Sintomi del disturbo d’ansia di separazione 

I sintomi più frequenti sono: malessere eccessivo ricorrente quando avviene la separazione da casa, persistente ed eccessiva preoccupazione riguardo alla perdita dei principali personaggi di attaccamento o riguardo al fatto che un evento spiacevole e imprevisto comporti una separazione da loro, riluttanza o rifiuto di andare a scuola o altrove, paura o riluttanza a stare solo o a dormire da solo, incubi sul tema della separazione, ripetute lamentele di sintomi fisici quando avviene o è solamente annunciata la separazione. 


LA FOBIA SOCIALE 

In altri casi la paura di andare a scuola nasconde una fobia sociale ovvero una paura marcata e persistente che riguarda le situazioni sociali o prestazionali che possono creare imbarazzo. 

La risposta allo stimolo sociale prevede un’ ansia eccessiva e irragionevole, che può dar luogo anche ad attacchi di panico. La paura del giudizio sembra essere all’origine del disagio. 

Tale fenomeno influisce significativamente sulla routine quotidiana inibendo alcune attività e spesso condizionando i ritmi del resto della famiglia. 

Le situazioni che espongono il ragazzo a contatti sociali, sembrano provocare una forte insicurezza che, a lungo andare, sfocia in isolamento sociale, disadattamento, evitamento delle persone e delle circostanze che implicano un contatto sociale. 


Sintomi della fobia sociale 

Tra i sintomi più frequenti: preoccupazione di rimanere imbarazzati, timore del giudizio degli altri e conseguente paura di apparire ansiosi, deboli, pazzi o stupidi, correlati fisiologici dell’ansia (come palpitazioni, sudorazione, malessere gastrointestinale, arrossamento del viso, tremori, diarrea e tensione muscolare, fino all’attacco di panico), timore di vomitare ed urgenza o timore di urinare. 

Nei bambini si presentano inoltre: pianto, scoppi d’ira ed irrigidimento, l’aggrapparsi o lo stare vicina ad una persona familiare, inibizione delle interazioni fino al mutismo. 

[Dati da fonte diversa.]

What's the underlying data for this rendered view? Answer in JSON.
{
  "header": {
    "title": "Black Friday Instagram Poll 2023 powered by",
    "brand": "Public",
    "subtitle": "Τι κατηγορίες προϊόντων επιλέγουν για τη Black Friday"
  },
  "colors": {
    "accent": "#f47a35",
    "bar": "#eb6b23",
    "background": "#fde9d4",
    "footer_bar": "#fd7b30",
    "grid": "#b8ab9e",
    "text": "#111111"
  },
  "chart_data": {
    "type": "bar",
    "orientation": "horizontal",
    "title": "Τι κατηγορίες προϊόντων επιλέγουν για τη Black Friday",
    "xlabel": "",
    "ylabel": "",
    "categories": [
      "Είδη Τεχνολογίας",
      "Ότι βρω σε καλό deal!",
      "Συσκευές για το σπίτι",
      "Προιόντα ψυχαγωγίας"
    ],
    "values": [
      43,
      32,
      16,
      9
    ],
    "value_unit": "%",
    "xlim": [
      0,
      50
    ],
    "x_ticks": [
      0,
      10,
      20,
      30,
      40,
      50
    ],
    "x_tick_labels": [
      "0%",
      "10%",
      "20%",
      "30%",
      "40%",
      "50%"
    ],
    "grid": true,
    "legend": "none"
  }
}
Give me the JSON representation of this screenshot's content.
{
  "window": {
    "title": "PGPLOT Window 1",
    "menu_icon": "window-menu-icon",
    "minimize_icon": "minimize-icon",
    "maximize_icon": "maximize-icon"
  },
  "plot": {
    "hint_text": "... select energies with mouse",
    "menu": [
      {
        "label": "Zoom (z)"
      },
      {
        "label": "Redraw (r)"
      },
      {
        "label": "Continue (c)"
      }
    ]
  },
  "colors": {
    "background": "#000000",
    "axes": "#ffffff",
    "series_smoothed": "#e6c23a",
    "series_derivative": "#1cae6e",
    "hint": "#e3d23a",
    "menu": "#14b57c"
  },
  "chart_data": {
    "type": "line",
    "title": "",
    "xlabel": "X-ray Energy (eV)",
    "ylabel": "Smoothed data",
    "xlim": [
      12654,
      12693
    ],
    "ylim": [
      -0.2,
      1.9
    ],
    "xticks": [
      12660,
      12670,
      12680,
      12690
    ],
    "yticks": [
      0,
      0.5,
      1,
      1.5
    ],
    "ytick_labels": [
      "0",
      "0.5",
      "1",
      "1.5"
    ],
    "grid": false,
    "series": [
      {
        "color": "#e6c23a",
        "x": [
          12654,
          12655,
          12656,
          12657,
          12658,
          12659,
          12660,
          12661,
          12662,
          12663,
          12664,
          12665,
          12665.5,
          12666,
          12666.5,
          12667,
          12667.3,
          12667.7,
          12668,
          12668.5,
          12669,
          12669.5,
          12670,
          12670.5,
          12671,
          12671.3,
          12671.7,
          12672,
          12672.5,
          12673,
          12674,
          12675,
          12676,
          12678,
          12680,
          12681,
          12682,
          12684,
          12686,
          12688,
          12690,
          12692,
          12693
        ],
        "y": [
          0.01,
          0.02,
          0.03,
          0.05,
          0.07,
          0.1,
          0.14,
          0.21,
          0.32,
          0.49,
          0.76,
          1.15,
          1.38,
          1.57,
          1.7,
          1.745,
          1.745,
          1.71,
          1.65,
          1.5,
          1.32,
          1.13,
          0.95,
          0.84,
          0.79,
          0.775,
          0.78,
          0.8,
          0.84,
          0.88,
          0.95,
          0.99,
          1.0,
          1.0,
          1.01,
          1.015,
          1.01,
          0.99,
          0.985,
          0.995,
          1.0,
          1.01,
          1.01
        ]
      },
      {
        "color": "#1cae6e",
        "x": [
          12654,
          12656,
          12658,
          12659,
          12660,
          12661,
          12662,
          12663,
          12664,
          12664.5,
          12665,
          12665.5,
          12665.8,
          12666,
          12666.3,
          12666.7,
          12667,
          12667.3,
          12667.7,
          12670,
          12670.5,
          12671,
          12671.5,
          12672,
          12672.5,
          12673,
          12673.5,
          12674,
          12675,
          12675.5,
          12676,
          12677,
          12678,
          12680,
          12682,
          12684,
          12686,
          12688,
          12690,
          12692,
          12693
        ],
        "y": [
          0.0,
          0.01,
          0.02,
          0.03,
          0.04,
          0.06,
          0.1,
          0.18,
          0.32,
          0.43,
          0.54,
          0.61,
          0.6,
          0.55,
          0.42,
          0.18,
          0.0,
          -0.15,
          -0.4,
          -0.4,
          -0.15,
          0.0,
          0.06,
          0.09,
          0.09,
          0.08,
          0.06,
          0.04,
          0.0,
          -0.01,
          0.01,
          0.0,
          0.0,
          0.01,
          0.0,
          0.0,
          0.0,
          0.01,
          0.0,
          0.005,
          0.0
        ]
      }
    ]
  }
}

Tipicamente, l’esordio si ha nell’adolescenza, spesso esiste una storia infantile di inibizione e timidezza. 

Altri disturbi che possono associarsi al rifiuto scolastico sono l’ansia generalizzata, gli attacchi di panico, la fobia specifica, il disturbo post traumatico da stress, il disturbo della condotta, il disturbo da deficit di attenzione-iperattività, oltre ai disturbi dell’apprendimento. 


La terapia 

Il disturbo di fobia sociale, così come gli altri menzionati, può risultare invalidante fino a compromettere una frequenza scolastica continuativa (evasione scolastica). 

Le conseguenze riguardano diversi ambiti: lo sviluppo emotivo e sociale, le acquisizioni scolastiche, le difficoltà nei rapporti con la famiglia e con il gruppo dei pari. 
Tra le conseguenze a lungo termine vi è anche il rischio che tale atteggiamento possa in seguito riproporsi nella sfera lavorativa, minando ulteriormente la fiducia in se stessi, la propria autostima, rallentando il processo di crescita, inibendo l’autonomia e influenzando negativamente il processo di differenziazione ed emancipazione dalla famiglia. 

È consigliabile pertanto, chiedere aiuto ad un esperto prima che il disturbo acquisti un peso significativo. 

Quando si tratta di bambini o adolescenti, il percorso più indicato è la terapia familiare, in quanto il contesto affettivo in cui è inserito il ragazzo, riveste una grande importanza. 

Accade frequentemente che i numerosi tentativi fatti dai genitori o dai parenti per sbloccare questo meccanismo inibente, non abbiano sortito risultati significativi, nonostante la preoccupazione e l’impegno con cui la famiglia ha cercato di aiutare il ragazzo. 

La terapia familiare offre uno spazio in cui le premure delle persone coinvolte possono acquistare un nuovo significato, un nuovo valore che, oltre ad avere una funzione rassicurante, possono costituire un solido trampolino di lancio. 

Le esperienze e la storia di alcune famiglie, conferiscono molto valore alla funzione protettiva e rassicurante del nucleo familiare e, in alcuni casi, il bambino o ragazzo che manifesta il disagio sociale, può godere di attenzioni e premure a cui spesso è difficile rinunciare. 

In ogni caso, la famiglia risulta essere una risorsa importante per affrontare questo disturbo, in quanto, essendo un’alleata competente e motivata, è in grado di fornire una valida collaborazione in terapia.